Opera Meets Film” is a feature dedicated to exploring the way that opera has been employed in cinema. We will select a section or a film in its entirety, highlighting the impact that utilizing the operatic form or sections from an opera can alter our perception of a film that we are viewing. This week’s installment features “The Sum of All Fears.”

Phil Alden Robinson’s spy thriller opens with a soprano voice and ends with a tenor. But how these two different voices express different story points is what gives the film structural coherence. 

The film itself shifts perspective constantly as war between the US and Russia seems imminent. We move from Jack Ryan to the Russians, to the President and his cabinet, to the schemers, and then on to other characters, all building a web of deceit and confusion. And so it is that the two vocal passages amplify this sense of shifting perspectives. 

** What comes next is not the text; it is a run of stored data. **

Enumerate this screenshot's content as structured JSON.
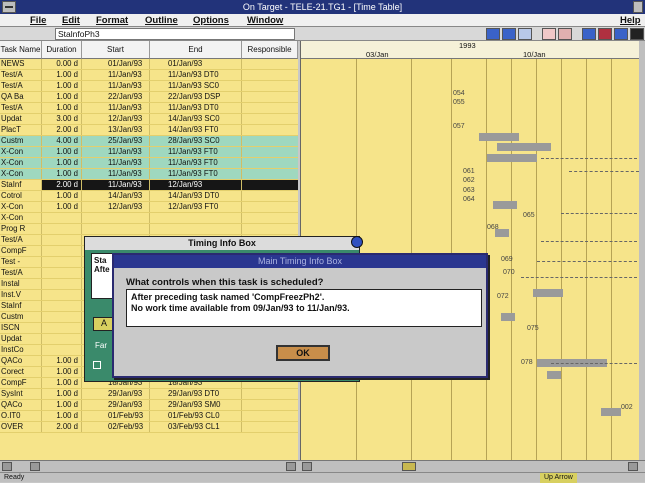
{
  "window": {
    "title": "On Target - TELE-21.TG1 - [Time Table]"
  },
  "menu": {
    "items": [
      "File",
      "Edit",
      "Format",
      "Outline",
      "Options",
      "Window"
    ],
    "help": "Help"
  },
  "toolbar": {
    "edit_value": "StalnfoPh3"
  },
  "grid": {
    "headers": [
      "Task Name",
      "Duration",
      "Start",
      "End",
      "Responsible"
    ],
    "rows": [
      {
        "name": "NEWS",
        "dur": "0.00 d",
        "start": "01/Jan/93",
        "end": "01/Jan/93",
        "style": ""
      },
      {
        "name": "Test/A",
        "dur": "1.00 d",
        "start": "11/Jan/93",
        "end": "11/Jan/93 DT0",
        "style": ""
      },
      {
        "name": "Test/A",
        "dur": "1.00 d",
        "start": "11/Jan/93",
        "end": "11/Jan/93 SC0",
        "style": ""
      },
      {
        "name": "QA Ba",
        "dur": "1.00 d",
        "start": "22/Jan/93",
        "end": "22/Jan/93 DSP",
        "style": ""
      },
      {
        "name": "Test/A",
        "dur": "1.00 d",
        "start": "11/Jan/93",
        "end": "11/Jan/93 DT0",
        "style": ""
      },
      {
        "name": "Updat",
        "dur": "3.00 d",
        "start": "12/Jan/93",
        "end": "14/Jan/93 SC0",
        "style": ""
      },
      {
        "name": "PlacT",
        "dur": "2.00 d",
        "start": "13/Jan/93",
        "end": "14/Jan/93 FT0",
        "style": ""
      },
      {
        "name": "Custm",
        "dur": "4.00 d",
        "start": "25/Jan/93",
        "end": "28/Jan/93 SC0",
        "style": "teal"
      },
      {
        "name": "X-Con",
        "dur": "1.00 d",
        "start": "11/Jan/93",
        "end": "11/Jan/93 FT0",
        "style": "teal"
      },
      {
        "name": "X-Con",
        "dur": "1.00 d",
        "start": "11/Jan/93",
        "end": "11/Jan/93 FT0",
        "style": "teal"
      },
      {
        "name": "X-Con",
        "dur": "1.00 d",
        "start": "11/Jan/93",
        "end": "11/Jan/93 FT0",
        "style": "teal"
      },
      {
        "name": "StaInf",
        "dur": "2.00 d",
        "start": "11/Jan/93",
        "end": "12/Jan/93",
        "style": "sel"
      },
      {
        "name": "Cotrol",
        "dur": "1.00 d",
        "start": "14/Jan/93",
        "end": "14/Jan/93 DT0",
        "style": ""
      },
      {
        "name": "X-Con",
        "dur": "1.00 d",
        "start": "12/Jan/93",
        "end": "12/Jan/93 FT0",
        "style": ""
      },
      {
        "name": "X-Con",
        "dur": "",
        "start": "",
        "end": "",
        "style": ""
      },
      {
        "name": "Prog R",
        "dur": "",
        "start": "",
        "end": "",
        "style": ""
      },
      {
        "name": "Test/A",
        "dur": "",
        "start": "",
        "end": "",
        "style": ""
      },
      {
        "name": "CompF",
        "dur": "",
        "start": "",
        "end": "",
        "style": ""
      },
      {
        "name": "Test -",
        "dur": "",
        "start": "",
        "end": "",
        "style": ""
      },
      {
        "name": "Test/A",
        "dur": "",
        "start": "",
        "end": "",
        "style": ""
      },
      {
        "name": "Instal",
        "dur": "",
        "start": "",
        "end": "",
        "style": ""
      },
      {
        "name": "Inst.V",
        "dur": "",
        "start": "",
        "end": "",
        "style": ""
      },
      {
        "name": "StaInf",
        "dur": "",
        "start": "",
        "end": "",
        "style": ""
      },
      {
        "name": "Custm",
        "dur": "",
        "start": "",
        "end": "",
        "style": ""
      },
      {
        "name": "ISCN",
        "dur": "",
        "start": "",
        "end": "",
        "style": ""
      },
      {
        "name": "Updat",
        "dur": "",
        "start": "",
        "end": "",
        "style": ""
      },
      {
        "name": "InstCo",
        "dur": "",
        "start": "",
        "end": "",
        "style": ""
      },
      {
        "name": "QACo",
        "dur": "1.00 d",
        "start": "20/Jan/93",
        "end": "20/Jan/93 SC0",
        "style": ""
      },
      {
        "name": "Corect",
        "dur": "1.00 d",
        "start": "21/Jan/93",
        "end": "21/Jan/93 DT0",
        "style": ""
      },
      {
        "name": "CompF",
        "dur": "1.00 d",
        "start": "18/Jan/93",
        "end": "18/Jan/93",
        "style": ""
      },
      {
        "name": "SysInt",
        "dur": "1.00 d",
        "start": "29/Jan/93",
        "end": "29/Jan/93 DT0",
        "style": ""
      },
      {
        "name": "QACo",
        "dur": "1.00 d",
        "start": "29/Jan/93",
        "end": "29/Jan/93 SM0",
        "style": ""
      },
      {
        "name": "O.IT0",
        "dur": "1.00 d",
        "start": "01/Feb/93",
        "end": "01/Feb/93 CL0",
        "style": ""
      },
      {
        "name": "OVER",
        "dur": "2.00 d",
        "start": "02/Feb/93",
        "end": "03/Feb/93 CL1",
        "style": ""
      }
    ]
  },
  "gantt": {
    "year": "1993",
    "weeks": [
      "03/Jan",
      "10/Jan"
    ],
    "labels": [
      "054",
      "055",
      "057",
      "061",
      "062",
      "063",
      "064",
      "065",
      "068",
      "069",
      "070",
      "072",
      "075",
      "078",
      "002"
    ]
  },
  "timing_box": {
    "title": "Timing Info Box",
    "frag1": "Sta",
    "frag2": "Afte",
    "frag3": "A",
    "frag4": "Far"
  },
  "main_timing_box": {
    "title": "Main Timing Info Box",
    "question": "What controls when this task is scheduled?",
    "answer_line1": "After preceding task named 'CompFreezPh2'.",
    "answer_line2": "No work time available from 09/Jan/93 to 11/Jan/93.",
    "ok_label": "OK"
  },
  "status": {
    "left": "Ready",
    "right": "Up Arrow"
  },
  "colors": {
    "grid_bg": "#f6e48a",
    "teal_row": "#9fd8bf",
    "title_bar": "#22337a",
    "dialog_green": "#3a8a6b",
    "ok_button": "#c88e4a"
  }
}
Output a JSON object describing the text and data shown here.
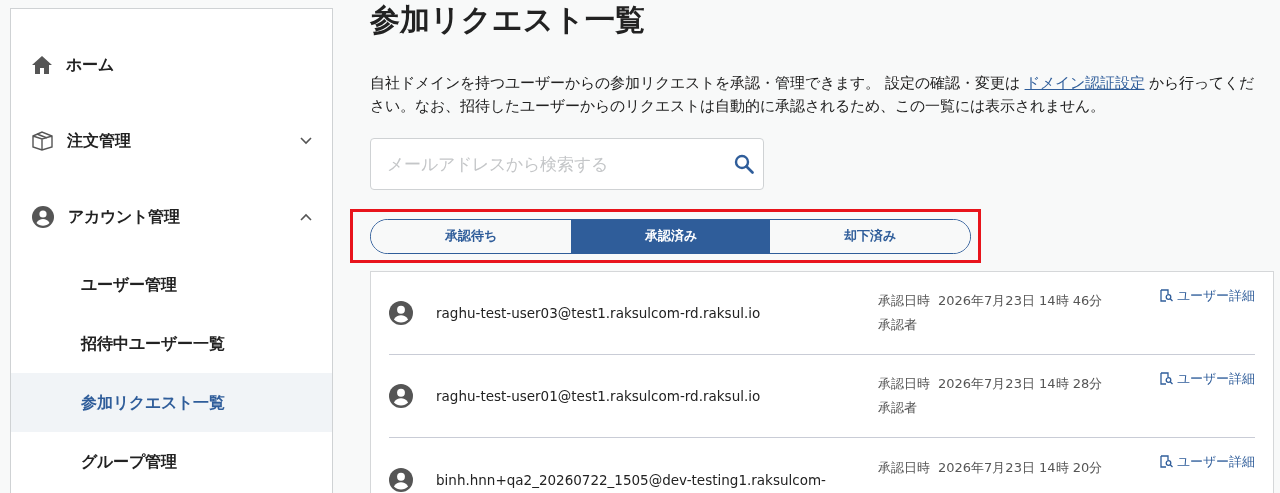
{
  "sidebar": {
    "items": [
      {
        "label": "ホーム",
        "kind": "home",
        "selected": false
      },
      {
        "label": "注文管理",
        "kind": "orders",
        "expanded": false,
        "selected": false
      },
      {
        "label": "アカウント管理",
        "kind": "account",
        "expanded": true,
        "selected": false,
        "children": [
          {
            "label": "ユーザー管理",
            "selected": false
          },
          {
            "label": "招待中ユーザー一覧",
            "selected": false
          },
          {
            "label": "参加リクエスト一覧",
            "selected": true
          },
          {
            "label": "グループ管理",
            "selected": false
          }
        ]
      }
    ]
  },
  "page": {
    "title": "参加リクエスト一覧",
    "description": {
      "before": "自社ドメインを持つユーザーからの参加リクエストを承認・管理できます。 設定の確認・変更は ",
      "link": "ドメイン認証設定",
      "after": " から行ってください。なお、招待したユーザーからのリクエストは自動的に承認されるため、この一覧には表示されません。"
    },
    "search": {
      "placeholder": "メールアドレスから検索する"
    },
    "tabs": [
      {
        "label": "承認待ち",
        "selected": false
      },
      {
        "label": "承認済み",
        "selected": true
      },
      {
        "label": "却下済み",
        "selected": false
      }
    ],
    "requests": [
      {
        "email": "raghu-test-user03@test1.raksulcom-rd.raksul.io",
        "approved_label": "承認日時",
        "approved_at": "2026年7月23日 14時 46分",
        "approver_label": "承認者",
        "detail_link": "ユーザー詳細"
      },
      {
        "email": "raghu-test-user01@test1.raksulcom-rd.raksul.io",
        "approved_label": "承認日時",
        "approved_at": "2026年7月23日 14時 28分",
        "approver_label": "承認者",
        "detail_link": "ユーザー詳細"
      },
      {
        "email": "binh.hnn+qa2_20260722_1505@dev-testing1.raksulcom-",
        "approved_label": "承認日時",
        "approved_at": "2026年7月23日 14時 20分",
        "detail_link": "ユーザー詳細"
      }
    ]
  }
}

The soprano voice sings “The Mission” over a montage of a bomb being transported in the film’s prologue. It ends with the bomb falling back to earth and disappearing for a few years. The musical passage adds a sense of mystery and even longing as the  destructive weapon slowly makes its way toward its destination. There is a sense of foreboding that will dominate the film in its entirety. The piece itself, a mystery to listeners, adds to the sense of intrigue.

It plays as a complete contrast to the tenor’s aria, “Nessun Dorma,” which materializes during the film’s epilogue. The piece is undeniably a touchstone not only of opera, but popular culture, and audiences listening to it play during the film won’t be all that surprised by its appearance. Moreover, it’s context is far from a mystery. If anything, it is meant to reflect exactly what is onscreen and give the audience the same sense of valediction that the aria expresses. 

The aria itself initiates in the lair of the film’s main villain Dressler as he is portrayed as an opera lover a few scenes earlier. It plays on a cliché of villain characters being associated with classical music, but Robinson uses that trope and subverts it. Dressler thinks he has won and has caused Russia and the US to engage in nuclear war. So to celebrate his win, he puts on “Nessun Dorma.” But in that moment, John Clark, another spy, sneaks in and kills him. And from there on, the montage cuts between the death of all the other conspirators and the two presidents of the US and Russia making a declaration of peace. Cinefiles will undeniably see echoes of the climaxes in “The Godfather” and, more specifically “The Godfather Part III.” 

But what is more important here is that this montage, which essentially ends the film, immediately calls attention to that earlier montage from the film’s opening. Suddenly that passage, both dramatically and musically, fits into the larger narrative and structure of the film. We have moved from mystery to knowledge, from war to piece. We have started with a mission and ended with the completion of that mission. And music has provided the emotional link to all of it.